God is not limited to suffering
If you thought Emily Dickinson was flippant about what life brings, then you should go and read what Jennie Baddeley has to say on the EQUIP book club today. We are currently working through James in my community group, and one of the questions a couple of others and I discussed as we looked at Chapter 1 was 'are trials necessary to make us mature or complete — or the only way we can become mature and complete?'. Jenny answers that nicely. Here's a snippet (the second sentence of the first paragraph is well worth reading if you're feeling like you must have needed a lot more work than the next person):
It is true that we can know God more through suffering; but it is also true that we can know God more through the enjoyable and extraordinary things he brings into our lives as well. God is not limited to suffering, even as he is not limited by suffering — and knowing both that God can make suffering serve his good purposes and that God isn‘t required to make us suffer can be very liberating.

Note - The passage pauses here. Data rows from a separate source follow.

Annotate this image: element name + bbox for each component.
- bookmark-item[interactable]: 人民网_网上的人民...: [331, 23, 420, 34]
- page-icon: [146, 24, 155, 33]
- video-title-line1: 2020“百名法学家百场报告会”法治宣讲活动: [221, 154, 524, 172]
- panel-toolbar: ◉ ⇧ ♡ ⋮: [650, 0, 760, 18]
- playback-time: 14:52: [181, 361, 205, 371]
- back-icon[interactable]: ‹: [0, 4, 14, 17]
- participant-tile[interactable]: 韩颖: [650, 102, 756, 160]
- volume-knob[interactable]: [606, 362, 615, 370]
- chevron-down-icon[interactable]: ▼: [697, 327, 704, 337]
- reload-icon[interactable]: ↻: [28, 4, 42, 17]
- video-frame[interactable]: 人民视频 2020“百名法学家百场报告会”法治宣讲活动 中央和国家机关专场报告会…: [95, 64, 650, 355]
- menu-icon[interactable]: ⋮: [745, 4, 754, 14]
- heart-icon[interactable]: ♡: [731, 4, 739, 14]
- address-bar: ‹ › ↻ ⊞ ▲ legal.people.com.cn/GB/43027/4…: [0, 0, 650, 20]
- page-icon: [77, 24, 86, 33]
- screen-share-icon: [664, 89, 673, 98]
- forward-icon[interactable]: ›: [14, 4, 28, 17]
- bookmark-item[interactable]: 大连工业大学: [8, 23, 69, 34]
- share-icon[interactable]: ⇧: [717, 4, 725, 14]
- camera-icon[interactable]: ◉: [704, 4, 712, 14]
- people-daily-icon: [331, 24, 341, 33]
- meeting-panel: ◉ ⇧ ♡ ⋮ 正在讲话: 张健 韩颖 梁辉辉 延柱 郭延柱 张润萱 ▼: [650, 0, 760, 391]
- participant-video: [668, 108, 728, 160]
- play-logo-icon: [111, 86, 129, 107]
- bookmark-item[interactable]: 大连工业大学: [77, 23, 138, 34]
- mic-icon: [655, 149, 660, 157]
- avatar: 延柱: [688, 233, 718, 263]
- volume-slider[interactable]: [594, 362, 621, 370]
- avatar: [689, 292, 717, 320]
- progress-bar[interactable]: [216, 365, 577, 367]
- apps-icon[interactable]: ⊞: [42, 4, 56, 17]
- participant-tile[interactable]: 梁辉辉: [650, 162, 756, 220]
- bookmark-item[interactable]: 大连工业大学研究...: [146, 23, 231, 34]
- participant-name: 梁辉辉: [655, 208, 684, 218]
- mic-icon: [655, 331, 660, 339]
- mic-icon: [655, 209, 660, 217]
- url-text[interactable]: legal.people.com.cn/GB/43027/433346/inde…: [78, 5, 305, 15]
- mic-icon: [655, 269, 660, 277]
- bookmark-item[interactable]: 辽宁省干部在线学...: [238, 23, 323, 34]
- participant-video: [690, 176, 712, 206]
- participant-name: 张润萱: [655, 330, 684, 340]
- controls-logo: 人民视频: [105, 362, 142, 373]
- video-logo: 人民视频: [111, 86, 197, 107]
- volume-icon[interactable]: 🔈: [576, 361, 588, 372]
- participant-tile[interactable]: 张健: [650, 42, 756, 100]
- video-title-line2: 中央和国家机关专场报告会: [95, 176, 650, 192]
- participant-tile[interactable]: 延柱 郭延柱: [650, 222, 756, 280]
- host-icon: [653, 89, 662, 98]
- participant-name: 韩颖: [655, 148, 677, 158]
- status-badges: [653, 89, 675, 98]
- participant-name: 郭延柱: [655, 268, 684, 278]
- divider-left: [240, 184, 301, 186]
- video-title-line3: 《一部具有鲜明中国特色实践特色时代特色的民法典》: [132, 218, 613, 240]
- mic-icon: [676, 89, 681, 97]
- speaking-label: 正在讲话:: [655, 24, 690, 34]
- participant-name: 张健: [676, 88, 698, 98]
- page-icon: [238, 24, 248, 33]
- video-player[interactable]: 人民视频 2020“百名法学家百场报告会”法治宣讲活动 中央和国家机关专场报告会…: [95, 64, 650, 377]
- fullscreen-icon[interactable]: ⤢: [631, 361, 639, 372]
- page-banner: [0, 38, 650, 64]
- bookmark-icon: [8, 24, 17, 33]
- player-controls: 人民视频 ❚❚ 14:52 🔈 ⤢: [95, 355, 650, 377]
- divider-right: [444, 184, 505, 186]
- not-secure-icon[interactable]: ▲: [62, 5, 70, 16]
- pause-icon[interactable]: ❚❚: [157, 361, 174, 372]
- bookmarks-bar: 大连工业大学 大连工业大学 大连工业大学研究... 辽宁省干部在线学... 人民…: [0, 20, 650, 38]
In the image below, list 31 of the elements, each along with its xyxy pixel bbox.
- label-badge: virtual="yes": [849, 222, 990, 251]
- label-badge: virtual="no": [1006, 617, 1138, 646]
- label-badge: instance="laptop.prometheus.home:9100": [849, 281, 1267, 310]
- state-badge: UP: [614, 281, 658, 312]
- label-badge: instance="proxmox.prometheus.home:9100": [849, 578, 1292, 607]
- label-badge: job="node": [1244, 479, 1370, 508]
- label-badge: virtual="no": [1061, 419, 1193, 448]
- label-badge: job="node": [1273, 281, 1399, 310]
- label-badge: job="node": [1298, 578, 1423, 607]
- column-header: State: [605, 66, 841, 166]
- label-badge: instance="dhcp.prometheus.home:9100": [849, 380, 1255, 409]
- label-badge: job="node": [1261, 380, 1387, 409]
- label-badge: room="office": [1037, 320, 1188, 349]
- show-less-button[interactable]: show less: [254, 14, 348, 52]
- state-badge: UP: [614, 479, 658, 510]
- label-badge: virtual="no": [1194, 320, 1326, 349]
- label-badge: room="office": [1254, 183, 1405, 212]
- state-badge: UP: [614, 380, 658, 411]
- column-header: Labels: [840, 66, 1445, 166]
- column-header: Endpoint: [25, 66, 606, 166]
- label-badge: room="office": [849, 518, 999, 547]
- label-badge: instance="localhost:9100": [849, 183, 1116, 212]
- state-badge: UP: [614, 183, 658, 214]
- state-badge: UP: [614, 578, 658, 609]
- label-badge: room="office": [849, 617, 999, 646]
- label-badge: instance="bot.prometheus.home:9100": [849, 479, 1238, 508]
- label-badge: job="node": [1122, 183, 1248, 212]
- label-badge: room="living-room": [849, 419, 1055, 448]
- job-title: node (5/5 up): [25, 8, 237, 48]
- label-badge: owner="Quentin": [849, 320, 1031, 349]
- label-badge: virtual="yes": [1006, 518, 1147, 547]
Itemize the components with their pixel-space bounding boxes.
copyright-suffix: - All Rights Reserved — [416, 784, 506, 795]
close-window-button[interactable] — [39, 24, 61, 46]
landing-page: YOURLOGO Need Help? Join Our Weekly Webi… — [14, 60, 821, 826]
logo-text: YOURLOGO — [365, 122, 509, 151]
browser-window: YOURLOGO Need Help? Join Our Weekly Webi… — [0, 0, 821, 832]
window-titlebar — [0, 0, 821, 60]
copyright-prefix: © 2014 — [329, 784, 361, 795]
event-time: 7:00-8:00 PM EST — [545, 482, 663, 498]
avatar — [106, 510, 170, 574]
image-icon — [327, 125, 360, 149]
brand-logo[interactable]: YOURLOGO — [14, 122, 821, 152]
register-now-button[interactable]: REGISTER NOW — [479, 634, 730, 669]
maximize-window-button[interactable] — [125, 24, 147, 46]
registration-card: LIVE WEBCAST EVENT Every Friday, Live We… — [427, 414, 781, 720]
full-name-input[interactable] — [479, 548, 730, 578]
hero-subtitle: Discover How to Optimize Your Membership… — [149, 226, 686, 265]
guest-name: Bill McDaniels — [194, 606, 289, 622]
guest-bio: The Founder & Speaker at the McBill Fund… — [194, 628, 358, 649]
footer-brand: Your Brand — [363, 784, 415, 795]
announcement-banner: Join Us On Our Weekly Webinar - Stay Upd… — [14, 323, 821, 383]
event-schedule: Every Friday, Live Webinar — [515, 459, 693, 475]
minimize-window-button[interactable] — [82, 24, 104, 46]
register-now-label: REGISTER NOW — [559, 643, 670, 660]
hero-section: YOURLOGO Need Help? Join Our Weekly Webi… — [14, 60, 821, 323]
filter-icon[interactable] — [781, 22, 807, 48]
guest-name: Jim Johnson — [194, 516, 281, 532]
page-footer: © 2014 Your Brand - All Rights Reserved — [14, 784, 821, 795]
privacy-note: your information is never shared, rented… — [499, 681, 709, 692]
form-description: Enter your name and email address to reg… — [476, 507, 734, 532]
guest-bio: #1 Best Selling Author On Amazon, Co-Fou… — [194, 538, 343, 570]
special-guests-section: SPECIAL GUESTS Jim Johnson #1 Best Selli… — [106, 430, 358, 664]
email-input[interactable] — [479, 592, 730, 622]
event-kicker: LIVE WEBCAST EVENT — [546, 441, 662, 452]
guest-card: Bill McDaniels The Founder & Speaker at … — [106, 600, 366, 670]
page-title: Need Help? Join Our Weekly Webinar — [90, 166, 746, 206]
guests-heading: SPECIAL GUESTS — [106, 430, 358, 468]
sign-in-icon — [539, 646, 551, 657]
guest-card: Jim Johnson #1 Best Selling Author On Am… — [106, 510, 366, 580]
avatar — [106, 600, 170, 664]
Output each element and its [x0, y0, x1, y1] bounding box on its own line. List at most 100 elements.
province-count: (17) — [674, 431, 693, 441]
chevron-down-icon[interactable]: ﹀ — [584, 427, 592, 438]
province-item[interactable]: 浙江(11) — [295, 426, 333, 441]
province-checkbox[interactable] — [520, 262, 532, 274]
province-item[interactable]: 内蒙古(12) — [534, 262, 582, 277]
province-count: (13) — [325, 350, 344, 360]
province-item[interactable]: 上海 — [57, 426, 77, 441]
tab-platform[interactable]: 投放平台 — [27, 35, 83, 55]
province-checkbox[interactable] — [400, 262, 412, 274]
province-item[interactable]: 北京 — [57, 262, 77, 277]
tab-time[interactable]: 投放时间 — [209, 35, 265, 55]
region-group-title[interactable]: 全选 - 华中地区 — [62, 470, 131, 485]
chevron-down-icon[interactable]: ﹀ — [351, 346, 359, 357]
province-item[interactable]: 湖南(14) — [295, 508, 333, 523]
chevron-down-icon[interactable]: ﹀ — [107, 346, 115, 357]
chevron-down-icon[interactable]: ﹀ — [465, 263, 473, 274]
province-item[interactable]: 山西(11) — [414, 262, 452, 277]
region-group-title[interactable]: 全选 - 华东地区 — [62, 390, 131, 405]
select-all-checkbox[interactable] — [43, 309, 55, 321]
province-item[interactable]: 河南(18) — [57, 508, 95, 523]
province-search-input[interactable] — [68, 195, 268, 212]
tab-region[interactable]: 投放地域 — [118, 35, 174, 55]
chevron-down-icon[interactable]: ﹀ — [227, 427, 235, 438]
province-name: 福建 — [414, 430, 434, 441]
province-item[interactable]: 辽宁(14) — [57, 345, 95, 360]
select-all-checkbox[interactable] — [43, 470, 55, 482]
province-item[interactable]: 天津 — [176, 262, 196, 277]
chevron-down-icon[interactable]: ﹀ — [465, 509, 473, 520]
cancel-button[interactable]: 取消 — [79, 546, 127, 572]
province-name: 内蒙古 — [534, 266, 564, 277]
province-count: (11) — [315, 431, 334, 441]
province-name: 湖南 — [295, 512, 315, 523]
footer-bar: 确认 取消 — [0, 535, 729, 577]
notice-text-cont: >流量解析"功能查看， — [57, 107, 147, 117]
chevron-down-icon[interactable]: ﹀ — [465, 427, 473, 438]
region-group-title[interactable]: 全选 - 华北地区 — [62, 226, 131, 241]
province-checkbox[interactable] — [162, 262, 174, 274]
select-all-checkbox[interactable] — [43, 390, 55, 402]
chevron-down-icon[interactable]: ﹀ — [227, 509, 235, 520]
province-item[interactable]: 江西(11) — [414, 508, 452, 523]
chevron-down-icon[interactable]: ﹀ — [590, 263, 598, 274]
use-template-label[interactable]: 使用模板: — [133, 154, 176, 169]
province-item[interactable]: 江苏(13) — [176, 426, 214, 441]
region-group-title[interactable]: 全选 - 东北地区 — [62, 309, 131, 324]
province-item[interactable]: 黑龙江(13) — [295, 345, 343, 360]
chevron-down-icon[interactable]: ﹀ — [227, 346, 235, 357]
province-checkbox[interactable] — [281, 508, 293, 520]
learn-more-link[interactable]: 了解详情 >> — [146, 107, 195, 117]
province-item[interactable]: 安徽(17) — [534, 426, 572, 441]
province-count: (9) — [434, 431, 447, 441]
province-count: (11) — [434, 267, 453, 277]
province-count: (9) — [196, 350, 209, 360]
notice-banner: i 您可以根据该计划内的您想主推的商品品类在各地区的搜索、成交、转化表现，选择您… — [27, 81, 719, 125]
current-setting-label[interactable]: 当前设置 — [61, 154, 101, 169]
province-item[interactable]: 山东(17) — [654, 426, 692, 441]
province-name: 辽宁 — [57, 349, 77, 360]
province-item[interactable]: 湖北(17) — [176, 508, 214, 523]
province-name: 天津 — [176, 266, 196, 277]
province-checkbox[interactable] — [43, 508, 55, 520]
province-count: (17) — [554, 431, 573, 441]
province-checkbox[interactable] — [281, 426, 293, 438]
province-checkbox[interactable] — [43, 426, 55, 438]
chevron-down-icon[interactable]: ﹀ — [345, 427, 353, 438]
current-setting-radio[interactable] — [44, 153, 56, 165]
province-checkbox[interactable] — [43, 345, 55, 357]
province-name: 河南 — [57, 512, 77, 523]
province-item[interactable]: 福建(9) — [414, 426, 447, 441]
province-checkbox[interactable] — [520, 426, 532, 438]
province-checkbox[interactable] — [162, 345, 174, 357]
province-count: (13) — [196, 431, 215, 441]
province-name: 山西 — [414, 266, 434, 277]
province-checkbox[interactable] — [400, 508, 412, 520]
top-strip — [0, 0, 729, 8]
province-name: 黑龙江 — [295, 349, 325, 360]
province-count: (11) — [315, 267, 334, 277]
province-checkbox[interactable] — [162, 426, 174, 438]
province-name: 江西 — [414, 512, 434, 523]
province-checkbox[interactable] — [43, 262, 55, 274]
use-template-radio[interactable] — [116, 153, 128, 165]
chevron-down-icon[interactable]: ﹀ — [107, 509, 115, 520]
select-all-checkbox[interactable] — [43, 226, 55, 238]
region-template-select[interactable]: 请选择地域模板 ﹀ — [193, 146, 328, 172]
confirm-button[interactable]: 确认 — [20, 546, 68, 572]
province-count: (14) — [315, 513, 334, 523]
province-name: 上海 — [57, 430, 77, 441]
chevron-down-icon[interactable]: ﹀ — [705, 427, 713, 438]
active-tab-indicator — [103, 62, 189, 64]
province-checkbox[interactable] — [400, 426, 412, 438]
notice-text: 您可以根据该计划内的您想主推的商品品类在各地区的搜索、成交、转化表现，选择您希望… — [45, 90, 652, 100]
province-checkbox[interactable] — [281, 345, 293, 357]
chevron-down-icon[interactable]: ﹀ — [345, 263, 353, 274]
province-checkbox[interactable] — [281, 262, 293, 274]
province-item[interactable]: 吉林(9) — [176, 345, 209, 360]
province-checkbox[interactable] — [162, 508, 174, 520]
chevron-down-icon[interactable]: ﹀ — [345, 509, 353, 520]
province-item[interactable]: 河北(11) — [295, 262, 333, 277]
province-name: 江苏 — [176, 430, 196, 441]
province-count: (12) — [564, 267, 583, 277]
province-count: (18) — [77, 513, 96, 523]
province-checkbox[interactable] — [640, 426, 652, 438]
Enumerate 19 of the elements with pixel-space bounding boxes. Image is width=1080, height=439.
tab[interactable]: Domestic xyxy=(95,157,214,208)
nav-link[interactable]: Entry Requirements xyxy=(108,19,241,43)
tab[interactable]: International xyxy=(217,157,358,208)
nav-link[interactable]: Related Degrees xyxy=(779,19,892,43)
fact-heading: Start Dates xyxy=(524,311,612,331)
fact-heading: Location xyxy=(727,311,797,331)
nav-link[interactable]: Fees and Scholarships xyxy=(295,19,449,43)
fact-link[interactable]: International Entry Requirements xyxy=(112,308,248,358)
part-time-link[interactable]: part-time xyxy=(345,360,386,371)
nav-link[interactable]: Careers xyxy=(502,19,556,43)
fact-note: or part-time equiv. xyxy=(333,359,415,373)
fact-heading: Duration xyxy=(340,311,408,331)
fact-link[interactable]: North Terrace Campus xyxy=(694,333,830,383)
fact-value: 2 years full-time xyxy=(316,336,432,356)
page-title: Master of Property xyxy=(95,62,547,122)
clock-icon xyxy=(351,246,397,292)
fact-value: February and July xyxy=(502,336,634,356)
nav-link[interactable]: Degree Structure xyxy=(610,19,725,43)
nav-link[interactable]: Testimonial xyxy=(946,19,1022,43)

What Romans 8 tells us is that in our suffering we can know God has a big overarching purpose — we do not suffer accidental, random pain — and that this suffering can’t compare with the future he is determined to bring us to. God works for our good — through the enjoyable and the painful — and he works to bring us home to himself, despite all the things we meet in life which are so much bigger than we are. We are not given an answer to suffering as though ‘all things work together for good’ is meant to explain why Christians suffer. God gives us something better: he gives us a reason to trust him.